The St. Paul City Council set the 2017 maximum property tax levy at nearly $114 million Wednesday, almost a week after Mayor Chris Coleman vetoed the council’s prior decision to cap the levy at a higher amount.
The new maximum levy would allow the city to collect up to 7.9 percent more in property taxes than it did this year. The council had pushed for more — an 8.6 percent increase — last week, citing delayed parks maintenance, a shortage of firefighters and the lack of services for youth in some neighborhoods.
Coleman vetoed the earlier decision and condemned it as “misguided.” He said last week that he would not support more than a 7 percent increase in the levy.
But spokeswoman Tonya Tennessen said Wednesday that Coleman could not veto the levy again, because the city must set it by Friday. If officials do not do so, it would revert to this year’s $105.6 million levy.
“Council has run out the clock, so vetoing today’s action is not an option,” Tennessen said.
The mayor will instead focus on the final budget, which the city is scheduled to set in December, she said. The city can lower the $114 million levy over the next few months if officials find places to cut spending.
Council President Russ Stark said they settled on the $114 million levy after discussions with council members and Coleman’s office. The four council members who wanted a higher maximum levy scaled back their plan this week and said they will not fund the additional four firefighter positions or changes to the city’s STAR grant and loan program they initially proposed.
Support for the $114 million maximum levy was not unanimous. Council Members Dan Bostrom, Dai Thao and Chris Tolbert, who all voted against the even higher proposal the week before, still opposed going above the $112.9 million levy the mayor suggested in August.
Bostrom and Tolbert said they have not seen enough information on how the additional taxpayer money would be used and are not convinced that such spending is necessary next year. St. Paul will be studying fire department and parks and recreation needs over the next year, and Coleman has said the city should use that information to make strategic investments.
Tolbert said he supports Coleman’s approach of waiting for an analysis.
“I think that’s a more prudent way to do it,” Tolbert said.
When council members were on the campaign trail last year, they heard from community members about their needs, Council Member Rebecca Noecker said. The city has put off parks and recreation facilities maintenance for a long time, she said, and continuing to wait to make those upgrades could prove more expensive for St. Paul.

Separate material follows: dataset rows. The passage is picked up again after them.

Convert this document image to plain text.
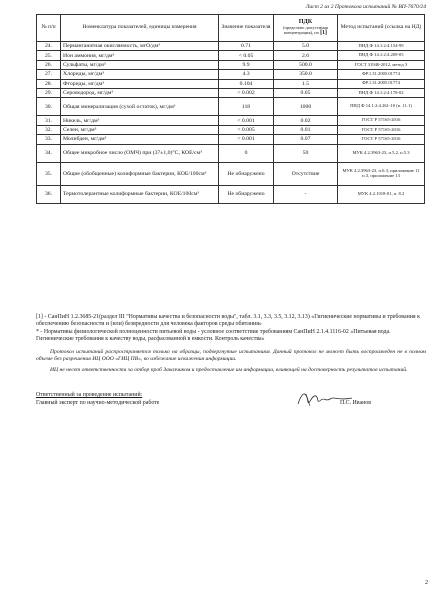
Лист 2 из 2 Протокола испытаний № ВП-7670/24
№ п/п	Номенклатура показателей, единицы измерения	Значение показателя	ПДК
(предельно допустимая концентрация), по [1]	Метод испытаний (ссылка на НД)
24.	Перманганатная окисляемость, мгО/дм³	0.71	5.0	ПНД Ф 14.1:2:4.154-99
25.	Ион аммония, мг/дм³	< 0.05	2.6	ПНД Ф 14.1:2:4.209-05
26.	Сульфаты, мг/дм³	9.9	500.0	ГОСТ 31940-2012, метод 3
27.	Хлориды, мг/дм³	4.3	350.0	ФР.1.31.2005.01774
28.	Фториды, мг/дм³	0.104	1.5	ФР.1.31.2005.01774
29.	Сероводород, мг/дм³	< 0.002	0.05	ПНД Ф 14.1:2:4.178-02
30.	Общая минерализация (сухой остаток), мг/дм³	118	1000	ПНД Ф 14.1:2:4.261-10 (п. 11.1)
31.	Никель, мг/дм³	< 0.001	0.02	ГОСТ Р 57165-2016
32.	Селен, мг/дм³	< 0.005	0.01	ГОСТ Р 57165-2016
33.	Молибден, мг/дм³	< 0.001	0.07	ГОСТ Р 57165-2016
34.	Общее микробное число (ОМЧ) при (37±1,0)°С, КОЕ/см³	0	50	МУК 4.2.3963-23, п.5.2, п.5.3
35.	Общие (обобщенные) колиформные бактерии, КОЕ/100см³	Не обнаружено	Отсутствие	МУК 4.2.3963-23, п.6.3, приложение 11 п.3, приложение 13
36.	Термотолерантные колиформные бактерии, КОЕ/100см³	Не обнаружено	-	МУК 4.2.1018-01, п. 8.2

[1] - СанПиН 1.2.3685-21(раздел III "Нормативы качества и безопасности воды", табл. 3.1, 3.3, 3.5, 3.12, 3.13) «Гигиенические нормативы и требования к обеспечению безопасности и (или) безвредности для человека факторов среды обитания»

* - Нормативы физиологической полноценности питьевой воды - условное соответствие требованиям СанПиН 2.1.4.1116-02 «Питьевая вода. Гигиенические требования к качеству воды, расфасованной в емкости. Контроль качества»

Протокол испытаний распространяется только на образцы, подвергнутые испытаниям. Данный протокол не может быть воспроизведен не в полном объеме без разрешения ИЦ ООО «ГИЦ ПВ», во избежание искажения информации.

ИЦ не несет ответственности за отбор проб Заказчиком и предоставление им информации, влияющей на достоверность результатов испытаний.

Ответственный за проведение испытаний:
Главный эксперт по научно-методической работе	П.С. Иванов
2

“They are not necessities until all of a sudden they are emergencies,” she said.
Thao, however, said he could not support the higher levy because of the impact it would have on some of the city’s lower-income neighborhoods.
“This is going to be a huge burden on the fixed-income folks,” Thao said.
He suggested the city should lobby the Legislature to allow them to tax sugar and corn syrup and use those profits to pay for the services and upkeep.
Thao also noted that the city levy is only one factor affecting residents’ tax bills. At a Joint Property Tax Advisory Committee meeting this week, county officials said the various levies and tax shifts expected to affect St. Paul residents would result in a $93 or $105 increase to the tax bill of a median value household.
The $93 increase was what would have occurred under the lower levy Coleman proposed in August, and the $105 jump accounted for the council’s previous levy that was vetoed.